Os equipamentos de ajuda são fundamentais para alguns tipos de deficiência, possibilitando autonomia, independência e dignidade: cadeiras de rodas, bengalas, muletas, órteses e próteses são alguns exemplos. Além destes, pode haver necessidade de equipamentos menos diretamente ligados à funcionalidade e à reabilitação, como sondas e coletores, por exemplo.

Informação / orientação

Prevenção e detecção precoce das deficiências, orientação sobre o quadro da deficiência, incapacidades decorrentes, prognóstico, tratamento, procedimentos que serão realizados e reabilitação são alguns dos aspectos que envolvem este tema. Por fim, a informação e a orientação devem estar relacionadas a aspectos gerais de direitos e cidadania.

Prevenção / diagnóstico precoces

Muitas deficiências são passíveis de prevenção e poderiam ser evitadas. Além disso, precisam ser detectadas precocemente, permitindo intervenção rápida e minimizando as incapacidades decorrentes do quadro. Nas histórias desta pesquisa, este aspecto apareceu pelo lado inverso: muitos tiveram seu diagnóstico tardio e, como consequência, maiores incapacidades.

Reconhecimento e garantia de direitos

Os direitos das pessoas com deficiência estão garantidos pela constituição; porém, ainda é vigente o imaginário da caridade e do favor para com as minorias. É necessário um trabalho de “conscientização” e validação destes direitos. As ações não se restringem à saúde, mas devem ser intersetoriais; a comunicação, a interação e a ação conjunta entre os setores fazem-se necessárias.

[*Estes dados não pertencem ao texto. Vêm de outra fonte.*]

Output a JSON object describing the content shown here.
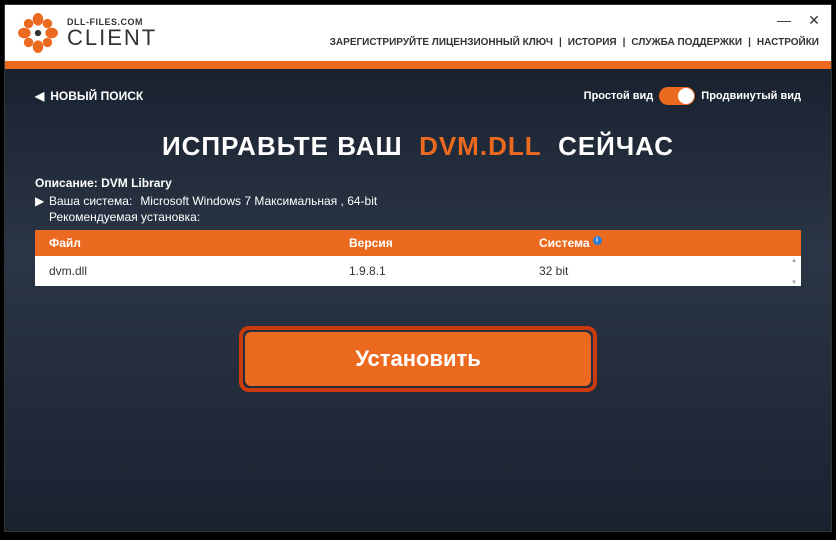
{
  "app": {
    "brand_top": "DLL-FILES.COM",
    "brand_bottom": "CLIENT"
  },
  "nav": {
    "register": "ЗАРЕГИСТРИРУЙТЕ ЛИЦЕНЗИОННЫЙ КЛЮЧ",
    "history": "ИСТОРИЯ",
    "support": "СЛУЖБА ПОДДЕРЖКИ",
    "settings": "НАСТРОЙКИ",
    "sep": "|"
  },
  "window_controls": {
    "minimize": "—",
    "close": "✕"
  },
  "top": {
    "new_search": "НОВЫЙ ПОИСК",
    "simple_view": "Простой вид",
    "advanced_view": "Продвинутый вид"
  },
  "headline": {
    "pre": "ИСПРАВЬТЕ ВАШ",
    "file": "DVM.DLL",
    "post": "СЕЙЧАС"
  },
  "description": {
    "label": "Описание:",
    "text": "DVM Library"
  },
  "system": {
    "label": "Ваша система:",
    "text": "Microsoft Windows 7 Максимальная , 64-bit"
  },
  "recommended": "Рекомендуемая установка:",
  "table": {
    "headers": {
      "file": "Файл",
      "version": "Версия",
      "system": "Система"
    },
    "rows": [
      {
        "file": "dvm.dll",
        "version": "1.9.8.1",
        "system": "32 bit"
      }
    ]
  },
  "install_button": "Установить",
  "colors": {
    "accent": "#ec6a1f"
  }
}
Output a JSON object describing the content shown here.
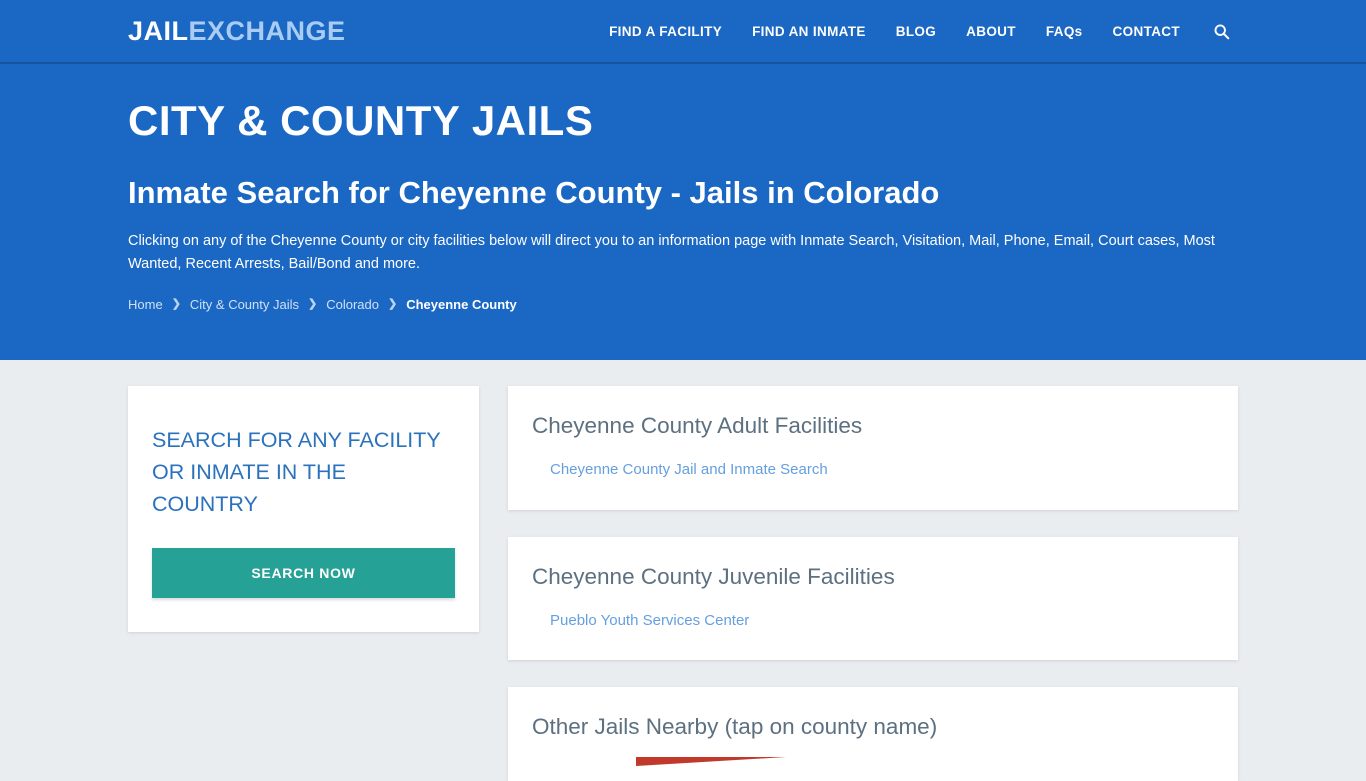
{
  "header": {
    "logo_primary": "JAIL",
    "logo_secondary": "EXCHANGE",
    "nav_items": [
      {
        "label": "FIND A FACILITY"
      },
      {
        "label": "FIND AN INMATE"
      },
      {
        "label": "BLOG"
      },
      {
        "label": "ABOUT"
      },
      {
        "label": "FAQs"
      },
      {
        "label": "CONTACT"
      }
    ],
    "search_icon": "search-icon",
    "background_color": "#1b67c4"
  },
  "hero": {
    "kicker": "CITY & COUNTY JAILS",
    "title": "Inmate Search for Cheyenne County - Jails in Colorado",
    "description": "Clicking on any of the Cheyenne County or city facilities below will direct you to an information page with Inmate Search, Visitation, Mail, Phone, Email, Court cases, Most Wanted, Recent Arrests, Bail/Bond and more.",
    "breadcrumb": [
      {
        "label": "Home",
        "current": false
      },
      {
        "label": "City & County Jails",
        "current": false
      },
      {
        "label": "Colorado",
        "current": false
      },
      {
        "label": "Cheyenne County",
        "current": true
      }
    ],
    "separator": "❯"
  },
  "sidebar": {
    "search_card": {
      "title": "SEARCH FOR ANY FACILITY OR INMATE IN THE COUNTRY",
      "button_label": "SEARCH NOW",
      "button_color": "#26a195",
      "title_color": "#2a72bd"
    }
  },
  "main": {
    "cards": [
      {
        "title": "Cheyenne County Adult Facilities",
        "links": [
          {
            "label": "Cheyenne County Jail and Inmate Search"
          }
        ]
      },
      {
        "title": "Cheyenne County Juvenile Facilities",
        "links": [
          {
            "label": "Pueblo Youth Services Center"
          }
        ]
      }
    ],
    "nearby_card": {
      "title": "Other Jails Nearby (tap on county name)",
      "map_color": "#c0392b"
    }
  }
}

(Re)Encontro com atividades significativas

(Re)encontrar atividades que lhe façam e que lhe tragam sentido, possibilitando a retomada de um lugar de valor, ação e interação com o contexto em que vive. Atividades estas não necessariamente ligadas ao contexto de produção, mas do sentido construído junto a cada sujeito, ligado à história individual, familiar e cultural de cada um.

Validação e ajuda na construção de estratégias próprias de enfrentamento

Validar cada sujeito como único e singular, bem como compreender e incentivar as ricas possibilidades, capacidades e saberes de cada um. A partir das dificuldades e limitações impostas pela deficiência, o sujeito vai encontrando, em seu cotidiano, estratégias próprias de elaboração e enfrentamento concreto.

Vínculo com profissional de saúde

Ser cuidado, ouvido, orientado, valorizado em uma relação de confiança mútua e dialógica com o profissional.